Here’s what I saw as a new hire drinking our own onboarding champagne:

  • An invitation to my personalized, digital, self-guided My Onboarding experience
  • My digital offer letter
  • E-signature set-up for signing my offer letter AND new hire paperwork BEFORE my first day
  • Welcome to the team, Jess: A letter from Click Boarding
  • Welcome video & facility tour (office, cafeteria, fitness center) from my new team
  • New Hire forms to complete before my first day.
  • My business card order form
  • A few policies to preview: PTO, benefits, corporate data access, etc.
  • I set up direct deposit
  • Electronic authorization for pre-hire screening
  • Everything was cascaded to me domino-style, one task seamlessly and easily

Here’s what my first day looked like:

  • At the front door and plastered conspicuously, somewhat embarrassingly everywhere: “Welcome Jess Von Bank” signs
  • I walked in to bagels & coffee on a linen tablecloth and half the company waiting to introduce themselves and welcome me to the team
  • My first meeting: a sprint review with the Development team. I was off and running by 9AM, already seeing the features we had just rolled out in our product.
  • My desk was entirely set up: my laptop had every piece of software I would need already installed, my desk was fully stocked, my desk phone showed my name on its screen, my business cards were on order, and I had a scheduled lunch date with my manager and the CEO
  • I was able to immediately start booking meetings with my Go To Meeting access, Hubspot integration with Outlook, and email signature (means I had an email and phone number assigned)
  • My team members asked me about my girls and love of racing because they’d been given my family picture and bio before I started.
  • A tour of the training library in Confluence, where I already had access.
  • In-person facility tour (I’d already had the video preview…faces looked familiar, and so did the premises)
  • My manager texted me that night: You made me proud today. You made a great impression.*
  • I also got a Slack message from my peer that night: Let me know what you’re missing. I’m here to help you be successful.

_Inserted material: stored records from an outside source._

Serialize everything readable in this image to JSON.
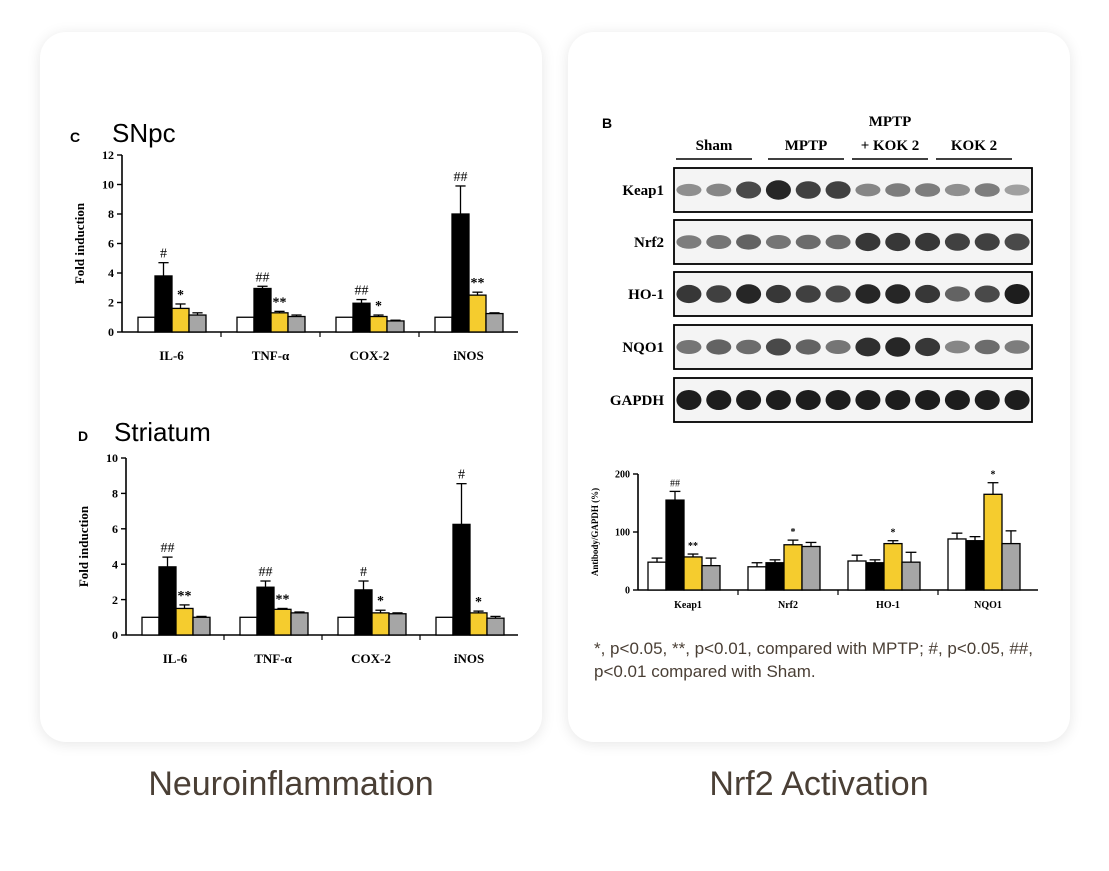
{
  "panels": {
    "left_caption": "Neuroinflammation",
    "right_caption": "Nrf2 Activation"
  },
  "colors": {
    "sham": "#ffffff",
    "mptp": "#000000",
    "mptp_kok2": "#f5cc2e",
    "kok2": "#a6a6a6"
  },
  "blot": {
    "panel_letter": "B",
    "groups": [
      "Sham",
      "MPTP",
      "MPTP\n+ KOK 2",
      "KOK 2"
    ],
    "proteins": [
      "Keap1",
      "Nrf2",
      "HO-1",
      "NQO1",
      "GAPDH"
    ]
  },
  "footnote": "*, p<0.05, **, p<0.01, compared with MPTP; #, p<0.05, ##, p<0.01 compared with Sham.",
  "chart_data": [
    {
      "type": "bar",
      "panel_letter": "C",
      "title": "SNpc",
      "ylabel": "Fold induction",
      "xlabel": "",
      "ylim": [
        0,
        12
      ],
      "yticks": [
        0,
        2,
        4,
        6,
        8,
        10,
        12
      ],
      "categories": [
        "IL-6",
        "TNF-α",
        "COX-2",
        "iNOS"
      ],
      "series": [
        {
          "values": [
            1.0,
            1.0,
            1.0,
            1.0
          ],
          "errors": [
            0,
            0,
            0,
            0
          ],
          "labels": [
            "",
            "",
            "",
            ""
          ]
        },
        {
          "values": [
            3.8,
            2.95,
            1.95,
            8.0
          ],
          "errors": [
            0.9,
            0.15,
            0.25,
            1.9
          ],
          "labels": [
            "#",
            "##",
            "##",
            "##"
          ]
        },
        {
          "values": [
            1.6,
            1.3,
            1.05,
            2.5
          ],
          "errors": [
            0.3,
            0.1,
            0.1,
            0.2
          ],
          "labels": [
            "*",
            "**",
            "*",
            "**"
          ]
        },
        {
          "values": [
            1.15,
            1.05,
            0.75,
            1.25
          ],
          "errors": [
            0.15,
            0.1,
            0.05,
            0.05
          ],
          "labels": [
            "",
            "",
            "",
            ""
          ]
        }
      ]
    },
    {
      "type": "bar",
      "panel_letter": "D",
      "title": "Striatum",
      "ylabel": "Fold induction",
      "xlabel": "",
      "ylim": [
        0,
        10
      ],
      "yticks": [
        0,
        2,
        4,
        6,
        8,
        10
      ],
      "categories": [
        "IL-6",
        "TNF-α",
        "COX-2",
        "iNOS"
      ],
      "series": [
        {
          "values": [
            1.0,
            1.0,
            1.0,
            1.0
          ],
          "errors": [
            0,
            0,
            0,
            0
          ],
          "labels": [
            "",
            "",
            "",
            ""
          ]
        },
        {
          "values": [
            3.85,
            2.7,
            2.55,
            6.25
          ],
          "errors": [
            0.55,
            0.35,
            0.5,
            2.3
          ],
          "labels": [
            "##",
            "##",
            "#",
            "#"
          ]
        },
        {
          "values": [
            1.5,
            1.45,
            1.25,
            1.25
          ],
          "errors": [
            0.2,
            0.05,
            0.15,
            0.1
          ],
          "labels": [
            "**",
            "**",
            "*",
            "*"
          ]
        },
        {
          "values": [
            1.0,
            1.25,
            1.2,
            0.95
          ],
          "errors": [
            0.05,
            0.05,
            0.05,
            0.1
          ],
          "labels": [
            "",
            "",
            "",
            ""
          ]
        }
      ]
    },
    {
      "type": "bar",
      "title": "",
      "ylabel": "Antibody/GAPDH (%)",
      "xlabel": "",
      "ylim": [
        0,
        200
      ],
      "yticks": [
        0,
        100,
        200
      ],
      "categories": [
        "Keap1",
        "Nrf2",
        "HO-1",
        "NQO1"
      ],
      "series": [
        {
          "values": [
            48,
            40,
            50,
            88
          ],
          "errors": [
            7,
            7,
            10,
            10
          ],
          "labels": [
            "",
            "",
            "",
            ""
          ]
        },
        {
          "values": [
            155,
            47,
            47,
            85
          ],
          "errors": [
            15,
            5,
            5,
            7
          ],
          "labels": [
            "##",
            "",
            "",
            ""
          ]
        },
        {
          "values": [
            57,
            78,
            80,
            165
          ],
          "errors": [
            5,
            8,
            5,
            20
          ],
          "labels": [
            "**",
            "*",
            "*",
            "*"
          ]
        },
        {
          "values": [
            42,
            75,
            48,
            80
          ],
          "errors": [
            13,
            7,
            17,
            22
          ],
          "labels": [
            "",
            "",
            "",
            ""
          ]
        }
      ]
    }
  ]
}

How my first day made me feel:

  • Welcomed
  • ….nay, highly anticipated!
  • Productive. I was in the mix immediately.
  • Like I was here to make a difference. Period.
  • Appreciated
  • Excited….giddy, actually
  • Familiar
  • Like I made a great first impression.*

I got a text from a friend around 3PM on my first day: “Well…??? Did you make the right decision?”

Think about your LAST NEW HIRE on HER FIRST DAY. How would she answer?

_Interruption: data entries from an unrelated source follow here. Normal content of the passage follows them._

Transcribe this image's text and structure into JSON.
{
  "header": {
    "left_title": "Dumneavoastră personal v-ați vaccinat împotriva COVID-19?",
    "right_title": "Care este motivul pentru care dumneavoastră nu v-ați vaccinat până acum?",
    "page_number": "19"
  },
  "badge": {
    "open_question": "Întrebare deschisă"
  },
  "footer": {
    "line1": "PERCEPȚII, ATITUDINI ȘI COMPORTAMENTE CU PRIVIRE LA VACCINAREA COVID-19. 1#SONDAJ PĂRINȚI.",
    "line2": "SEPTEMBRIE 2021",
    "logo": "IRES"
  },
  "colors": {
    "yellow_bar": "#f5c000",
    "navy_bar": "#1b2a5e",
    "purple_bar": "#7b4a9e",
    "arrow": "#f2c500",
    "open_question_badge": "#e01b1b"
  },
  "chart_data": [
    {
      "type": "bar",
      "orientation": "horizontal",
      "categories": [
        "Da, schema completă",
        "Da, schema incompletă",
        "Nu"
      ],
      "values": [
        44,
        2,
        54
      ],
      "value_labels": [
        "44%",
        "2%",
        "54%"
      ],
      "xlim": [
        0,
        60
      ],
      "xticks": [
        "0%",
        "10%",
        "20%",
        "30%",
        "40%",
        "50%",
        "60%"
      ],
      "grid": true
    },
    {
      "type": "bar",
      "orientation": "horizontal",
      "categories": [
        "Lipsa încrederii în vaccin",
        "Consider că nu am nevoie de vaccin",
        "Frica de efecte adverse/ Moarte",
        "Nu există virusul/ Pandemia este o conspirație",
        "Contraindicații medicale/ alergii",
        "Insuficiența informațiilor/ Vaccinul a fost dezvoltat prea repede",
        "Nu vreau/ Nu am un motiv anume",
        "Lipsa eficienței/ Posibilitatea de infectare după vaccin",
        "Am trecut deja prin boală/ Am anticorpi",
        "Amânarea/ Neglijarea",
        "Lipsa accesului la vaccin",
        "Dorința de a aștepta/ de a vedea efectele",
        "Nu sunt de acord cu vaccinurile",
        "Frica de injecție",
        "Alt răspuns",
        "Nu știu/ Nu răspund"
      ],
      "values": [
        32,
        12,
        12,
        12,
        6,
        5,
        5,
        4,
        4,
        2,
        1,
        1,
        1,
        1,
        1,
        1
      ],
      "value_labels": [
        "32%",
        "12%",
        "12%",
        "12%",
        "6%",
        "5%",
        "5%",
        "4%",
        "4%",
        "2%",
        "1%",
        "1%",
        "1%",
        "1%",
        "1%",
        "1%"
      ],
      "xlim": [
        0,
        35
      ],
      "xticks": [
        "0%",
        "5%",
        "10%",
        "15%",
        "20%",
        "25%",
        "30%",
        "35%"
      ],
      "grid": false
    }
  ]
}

I’m discussing why this answer matters so very much in my next article. Keeping your employer brand promise up to and through your new hire’s first day of work, creating the right impression during moments that matter, speeding their time to productivity, and protecting and nurturing the experience you would expect your talent to have matter – materially – to your company’s bottom line.

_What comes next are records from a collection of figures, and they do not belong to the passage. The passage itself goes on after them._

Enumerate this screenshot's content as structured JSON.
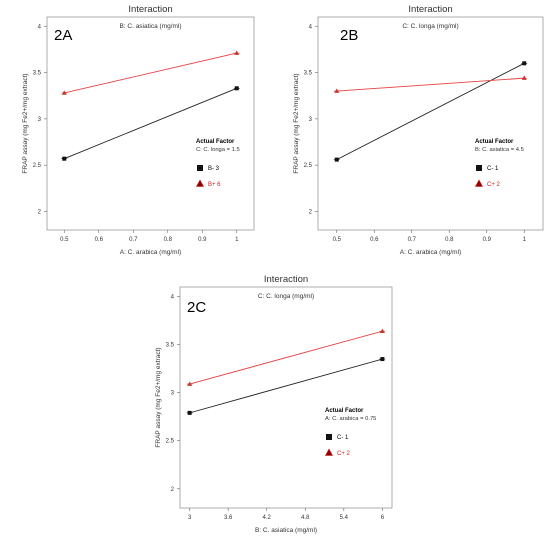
{
  "colors": {
    "black_series": "#222222",
    "red_series": "#e84040",
    "red_text": "#d81b1b",
    "frame": "#9a9a9a"
  },
  "chart_data": [
    {
      "type": "line",
      "panel_label": "2A",
      "title": "Interaction",
      "subtitle": "B: C. asiatica  (mg/ml)",
      "xlabel": "A: C. arabica (mg/ml)",
      "ylabel": "FRAP assay (mg Fe2+/mg extract)",
      "xlim": [
        0.45,
        1.05
      ],
      "ylim": [
        1.8,
        4.1
      ],
      "xticks": [
        "0.5",
        "0.6",
        "0.7",
        "0.8",
        "0.9",
        "1"
      ],
      "xtick_values": [
        0.5,
        0.6,
        0.7,
        0.8,
        0.9,
        1
      ],
      "yticks": [
        "2",
        "2.5",
        "3",
        "3.5",
        "4"
      ],
      "ytick_values": [
        2,
        2.5,
        3,
        3.5,
        4
      ],
      "x": [
        0.5,
        1
      ],
      "series": [
        {
          "name": "B- 3",
          "values": [
            2.57,
            3.33
          ],
          "marker": "square",
          "color": "#222222"
        },
        {
          "name": "B+ 6",
          "values": [
            3.28,
            3.71
          ],
          "marker": "triangle",
          "color": "#e84040"
        }
      ],
      "actual_factor": {
        "title": "Actual Factor",
        "value": "C: C. longa = 1.5"
      },
      "legend_position": "right"
    },
    {
      "type": "line",
      "panel_label": "2B",
      "title": "Interaction",
      "subtitle": "C: C. longa  (mg/ml)",
      "xlabel": "A: C. arabica (mg/ml)",
      "ylabel": "FRAP assay (mg Fe2+/mg extract)",
      "xlim": [
        0.45,
        1.05
      ],
      "ylim": [
        1.8,
        4.1
      ],
      "xticks": [
        "0.5",
        "0.6",
        "0.7",
        "0.8",
        "0.9",
        "1"
      ],
      "xtick_values": [
        0.5,
        0.6,
        0.7,
        0.8,
        0.9,
        1
      ],
      "yticks": [
        "2",
        "2.5",
        "3",
        "3.5",
        "4"
      ],
      "ytick_values": [
        2,
        2.5,
        3,
        3.5,
        4
      ],
      "x": [
        0.5,
        1
      ],
      "series": [
        {
          "name": "C- 1",
          "values": [
            2.56,
            3.6
          ],
          "marker": "square",
          "color": "#222222"
        },
        {
          "name": "C+ 2",
          "values": [
            3.3,
            3.44
          ],
          "marker": "triangle",
          "color": "#e84040"
        }
      ],
      "actual_factor": {
        "title": "Actual Factor",
        "value": "B: C. asiatica = 4.5"
      },
      "legend_position": "right"
    },
    {
      "type": "line",
      "panel_label": "2C",
      "title": "Interaction",
      "subtitle": "C: C. longa  (mg/ml)",
      "xlabel": "B: C. asiatica (mg/ml)",
      "ylabel": "FRAP assay (mg Fe2+/mg extract)",
      "xlim": [
        2.85,
        6.15
      ],
      "ylim": [
        1.8,
        4.1
      ],
      "xticks": [
        "3",
        "3.6",
        "4.2",
        "4.8",
        "5.4",
        "6"
      ],
      "xtick_values": [
        3,
        3.6,
        4.2,
        4.8,
        5.4,
        6
      ],
      "yticks": [
        "2",
        "2.5",
        "3",
        "3.5",
        "4"
      ],
      "ytick_values": [
        2,
        2.5,
        3,
        3.5,
        4
      ],
      "x": [
        3,
        6
      ],
      "series": [
        {
          "name": "C- 1",
          "values": [
            2.79,
            3.35
          ],
          "marker": "square",
          "color": "#222222"
        },
        {
          "name": "C+ 2",
          "values": [
            3.09,
            3.64
          ],
          "marker": "triangle",
          "color": "#e84040"
        }
      ],
      "actual_factor": {
        "title": "Actual Factor",
        "value": "A: C. arabica = 0.75"
      },
      "legend_position": "right"
    }
  ]
}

Follow me to hear how easy it is to give every new hire their best first day ever!

P.S. I’m done editing and literally ready to hit publish, so my narrow field of attention broadens and I let the outside world and noise back in. And suddenly can’t help but overhear a women across the empty, mid-day cafeteria where I came to write. She’s hiding in a corner on a discreet phone interview. “I probably wasn’t onboarded properly and should have spoken up sooner, but it’s just not the right fit here. No one did anything wrong, exactly, it’s just not the culture and fit I was expecting.” I’m telling you….this stuff matters.